El 16 de noviembre de 2024, un empleado de una gasolinera en Asturias cometió un error y llenó el depósito de un vehículo con la gasolina equivocada. Como no sabía qué hacer para solucionarlo, llamó a un compañero que estaba en su día de descanso. Este acudió a la estación de servicio y ayudó a resolver la situación: organizó el traslado del coche a un taller, acompañando al cliente, para que extrajeran el combustible e incluso llevó al dueño del auto a su casa, ya que los mecánicos tardarían varias horas en solucionarlo. Días después, el empleado solicitó a la empresa que le pagaran las horas extra que había hecho ese día, en el que no le tocaba trabajar... y ahí empezaron los problemas.
“He pasado 5 horas extras porque es el tiempo que he estado solucionando el problema. En 10 años, he pedido contadas veces las horas extra, a pesar de hacer innumerables veces horas de más, poner dinero de mi bolsillo y mirar por la estación como si fuera mía con el máximo respeto y educación”, le dijo a su jefe en un WhatsApp. Y añadió que “se me dice desde el Departamento Laboral que no están autorizados a pagarme las horas extras, que es mi responsabilidad como encargado. Si esto es realmente así, renuncio a mi puesto de encargado y al sueldo correspondiente”.
En los siguientes días, siguió reclamando esas cinco horas extra, y al final recibió una carta por parte de la empresa, en la que se le comunicaba su despido disciplinario, imputándole “faltas de desobediencia continuada, fraude, deslealtad, abuso de confianza, emisión maliciosa de informes erróneos”. El trabajador llevó el caso a los tribunales.
Y los jueces le han dado la razón. Ahora, el Tribunal Superior de Justicia de Asturias ha confirmado la decisión de la primera instancia, que declaró nulo el despido, por lo que el trabajador debe ser reincorporado a su puesto y recibir una indemnización.
Represalia frente a una protesta legítima
La Sala de lo Social del Tribunal Superior de Justicia de Asturias sostuvo que las pruebas no demostraron una falta suficiente para echar al empleado. La sentencia detalla que las reclamaciones del trabajador dirigidas a la empresa (por correo, WhatsApp y comunicaciones formales) motivaron la reacción empresarial. Entre la primera queja y el despido transcurrieron menos de dos semanas.
Para el tribunal, esto constituye “un indicio suficiente de represalia”, lo que activa la garantía de indemnidad.
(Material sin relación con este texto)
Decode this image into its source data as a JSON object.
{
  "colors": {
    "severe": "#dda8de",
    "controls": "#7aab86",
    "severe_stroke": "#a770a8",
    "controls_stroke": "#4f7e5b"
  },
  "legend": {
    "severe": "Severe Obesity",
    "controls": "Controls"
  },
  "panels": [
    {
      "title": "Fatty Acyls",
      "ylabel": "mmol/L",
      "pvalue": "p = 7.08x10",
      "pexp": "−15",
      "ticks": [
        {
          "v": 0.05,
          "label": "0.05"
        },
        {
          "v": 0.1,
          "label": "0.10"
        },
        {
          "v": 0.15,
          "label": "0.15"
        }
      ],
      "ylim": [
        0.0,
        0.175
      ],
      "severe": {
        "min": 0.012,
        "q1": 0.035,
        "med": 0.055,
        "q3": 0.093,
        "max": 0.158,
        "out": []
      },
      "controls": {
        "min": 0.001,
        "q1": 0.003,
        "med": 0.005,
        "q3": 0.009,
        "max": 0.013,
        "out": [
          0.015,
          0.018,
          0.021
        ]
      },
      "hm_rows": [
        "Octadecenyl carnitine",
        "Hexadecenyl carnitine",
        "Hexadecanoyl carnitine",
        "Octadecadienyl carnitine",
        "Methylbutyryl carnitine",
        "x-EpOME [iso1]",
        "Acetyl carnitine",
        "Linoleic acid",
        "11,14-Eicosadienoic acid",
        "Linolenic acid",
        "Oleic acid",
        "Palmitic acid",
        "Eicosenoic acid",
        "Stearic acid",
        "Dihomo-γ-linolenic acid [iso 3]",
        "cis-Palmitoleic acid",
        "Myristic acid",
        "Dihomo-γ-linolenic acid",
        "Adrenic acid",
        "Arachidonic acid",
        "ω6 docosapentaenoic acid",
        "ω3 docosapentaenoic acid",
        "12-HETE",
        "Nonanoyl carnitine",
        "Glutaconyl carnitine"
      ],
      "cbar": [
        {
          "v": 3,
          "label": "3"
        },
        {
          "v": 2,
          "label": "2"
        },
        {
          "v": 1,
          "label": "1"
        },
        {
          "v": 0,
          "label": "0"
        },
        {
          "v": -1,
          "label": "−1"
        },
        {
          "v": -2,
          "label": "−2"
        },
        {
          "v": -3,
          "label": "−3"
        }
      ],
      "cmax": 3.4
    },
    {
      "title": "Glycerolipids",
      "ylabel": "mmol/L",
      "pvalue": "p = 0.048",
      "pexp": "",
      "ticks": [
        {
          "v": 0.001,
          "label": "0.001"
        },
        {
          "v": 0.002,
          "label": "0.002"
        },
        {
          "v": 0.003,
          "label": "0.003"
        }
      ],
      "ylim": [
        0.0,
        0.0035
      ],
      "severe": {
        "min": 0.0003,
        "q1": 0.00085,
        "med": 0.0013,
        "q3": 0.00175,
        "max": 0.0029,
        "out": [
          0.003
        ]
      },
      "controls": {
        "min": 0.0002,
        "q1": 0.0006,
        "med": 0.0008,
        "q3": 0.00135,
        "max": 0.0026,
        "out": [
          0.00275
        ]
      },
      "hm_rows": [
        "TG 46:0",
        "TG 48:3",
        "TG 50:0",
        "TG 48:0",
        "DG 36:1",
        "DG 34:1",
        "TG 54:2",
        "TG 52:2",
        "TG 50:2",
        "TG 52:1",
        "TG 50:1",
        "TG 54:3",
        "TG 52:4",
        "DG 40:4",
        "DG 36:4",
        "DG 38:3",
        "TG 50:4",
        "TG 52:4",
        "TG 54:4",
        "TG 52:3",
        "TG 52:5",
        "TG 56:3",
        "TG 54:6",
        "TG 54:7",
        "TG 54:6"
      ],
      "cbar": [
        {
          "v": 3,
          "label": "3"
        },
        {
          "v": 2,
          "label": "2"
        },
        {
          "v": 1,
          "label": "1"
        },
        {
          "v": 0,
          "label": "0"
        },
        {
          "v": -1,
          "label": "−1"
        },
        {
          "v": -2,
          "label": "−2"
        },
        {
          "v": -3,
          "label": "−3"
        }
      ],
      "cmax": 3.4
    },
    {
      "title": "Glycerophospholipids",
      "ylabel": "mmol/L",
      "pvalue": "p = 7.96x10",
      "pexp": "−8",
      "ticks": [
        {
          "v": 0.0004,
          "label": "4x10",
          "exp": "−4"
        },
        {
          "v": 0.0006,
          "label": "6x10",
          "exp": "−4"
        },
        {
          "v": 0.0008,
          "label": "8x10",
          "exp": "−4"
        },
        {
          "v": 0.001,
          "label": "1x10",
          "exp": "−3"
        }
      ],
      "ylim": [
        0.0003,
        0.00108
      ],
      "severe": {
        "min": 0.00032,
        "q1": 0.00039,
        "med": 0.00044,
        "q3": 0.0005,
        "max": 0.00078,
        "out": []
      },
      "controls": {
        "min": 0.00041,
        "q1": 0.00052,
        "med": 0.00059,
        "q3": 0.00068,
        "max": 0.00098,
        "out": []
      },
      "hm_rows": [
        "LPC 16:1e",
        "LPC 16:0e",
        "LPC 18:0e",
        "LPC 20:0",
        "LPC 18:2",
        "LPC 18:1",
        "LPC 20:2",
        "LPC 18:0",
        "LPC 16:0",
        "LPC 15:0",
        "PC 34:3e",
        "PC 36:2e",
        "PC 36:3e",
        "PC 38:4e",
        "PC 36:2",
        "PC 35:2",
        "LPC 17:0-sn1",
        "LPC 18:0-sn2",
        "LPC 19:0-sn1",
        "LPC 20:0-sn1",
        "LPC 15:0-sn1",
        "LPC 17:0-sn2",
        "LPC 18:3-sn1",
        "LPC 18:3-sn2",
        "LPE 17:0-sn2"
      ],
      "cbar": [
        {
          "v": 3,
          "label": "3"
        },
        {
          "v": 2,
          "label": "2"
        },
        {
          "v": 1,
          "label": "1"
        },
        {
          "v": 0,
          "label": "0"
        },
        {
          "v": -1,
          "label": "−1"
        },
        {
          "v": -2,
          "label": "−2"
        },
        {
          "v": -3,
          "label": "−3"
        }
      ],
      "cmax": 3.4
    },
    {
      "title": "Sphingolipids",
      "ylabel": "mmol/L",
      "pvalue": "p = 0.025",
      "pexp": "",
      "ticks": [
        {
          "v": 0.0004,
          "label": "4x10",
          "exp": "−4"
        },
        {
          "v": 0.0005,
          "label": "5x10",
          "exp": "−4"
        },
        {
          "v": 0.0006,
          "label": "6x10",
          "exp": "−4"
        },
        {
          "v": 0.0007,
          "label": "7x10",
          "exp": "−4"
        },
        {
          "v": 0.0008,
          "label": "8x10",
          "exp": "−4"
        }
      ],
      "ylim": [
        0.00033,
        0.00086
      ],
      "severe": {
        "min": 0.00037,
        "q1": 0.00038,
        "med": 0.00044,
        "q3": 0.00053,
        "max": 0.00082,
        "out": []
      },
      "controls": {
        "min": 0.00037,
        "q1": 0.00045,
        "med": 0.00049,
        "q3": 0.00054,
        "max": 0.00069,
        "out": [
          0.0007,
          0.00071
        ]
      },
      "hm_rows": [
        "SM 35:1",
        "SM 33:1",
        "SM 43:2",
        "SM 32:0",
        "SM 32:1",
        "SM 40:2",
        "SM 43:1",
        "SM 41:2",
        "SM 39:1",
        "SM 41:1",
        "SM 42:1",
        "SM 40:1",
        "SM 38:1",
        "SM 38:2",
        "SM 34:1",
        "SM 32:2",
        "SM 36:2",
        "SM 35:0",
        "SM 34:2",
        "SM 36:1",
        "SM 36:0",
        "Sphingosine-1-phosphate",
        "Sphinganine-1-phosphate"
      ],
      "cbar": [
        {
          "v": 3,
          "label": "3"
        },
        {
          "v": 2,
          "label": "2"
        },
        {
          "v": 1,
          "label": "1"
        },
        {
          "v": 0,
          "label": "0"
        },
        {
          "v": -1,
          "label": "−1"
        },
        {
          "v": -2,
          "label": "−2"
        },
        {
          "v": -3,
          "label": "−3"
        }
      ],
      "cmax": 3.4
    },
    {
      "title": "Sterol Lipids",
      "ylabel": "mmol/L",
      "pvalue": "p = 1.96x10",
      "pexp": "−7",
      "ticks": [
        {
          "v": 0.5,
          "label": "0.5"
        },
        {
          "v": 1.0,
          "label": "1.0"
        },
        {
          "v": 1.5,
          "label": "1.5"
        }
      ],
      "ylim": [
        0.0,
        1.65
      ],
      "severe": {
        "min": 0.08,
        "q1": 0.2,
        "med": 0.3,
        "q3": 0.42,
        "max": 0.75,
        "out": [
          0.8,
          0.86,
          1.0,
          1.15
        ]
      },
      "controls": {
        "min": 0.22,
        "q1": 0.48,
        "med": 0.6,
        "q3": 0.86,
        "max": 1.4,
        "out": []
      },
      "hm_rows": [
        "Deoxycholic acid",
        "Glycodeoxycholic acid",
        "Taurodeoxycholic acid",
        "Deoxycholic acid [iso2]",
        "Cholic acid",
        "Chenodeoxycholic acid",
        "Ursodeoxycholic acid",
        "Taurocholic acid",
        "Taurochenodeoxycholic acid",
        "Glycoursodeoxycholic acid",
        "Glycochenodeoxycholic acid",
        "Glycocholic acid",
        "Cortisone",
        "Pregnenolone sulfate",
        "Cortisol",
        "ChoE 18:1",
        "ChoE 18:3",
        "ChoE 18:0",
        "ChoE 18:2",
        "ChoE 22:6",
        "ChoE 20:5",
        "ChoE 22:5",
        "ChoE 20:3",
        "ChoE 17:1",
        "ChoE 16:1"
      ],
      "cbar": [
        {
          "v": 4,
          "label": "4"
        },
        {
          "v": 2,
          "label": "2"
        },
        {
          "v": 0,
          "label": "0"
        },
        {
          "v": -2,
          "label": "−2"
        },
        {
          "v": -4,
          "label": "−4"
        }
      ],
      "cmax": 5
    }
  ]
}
Esa figura protege a empleados frente a represalias empresariales, aun cuando la queja no llegue a los tribunales, con solo iniciar un reclamo dentro de la empresa.
La empresa no pudo demostrar que la salida respondiera a un motivo válido que fuera independiente del reclamo. Así, se mantiene como nulo el despido y se ratifican los efectos: reincorporación, pago de salarios atrasados y una indemnización de 7.501 euros. La sentencia se apoya en recientes criterios del Tribunal Supremo español, que ya había resuelto en fallos de 2024 que la simple presentación de reclamos internos —incluso sin trámite judicial iniciado— activa la protección contra represalias y puede invalidar despidos posteriores.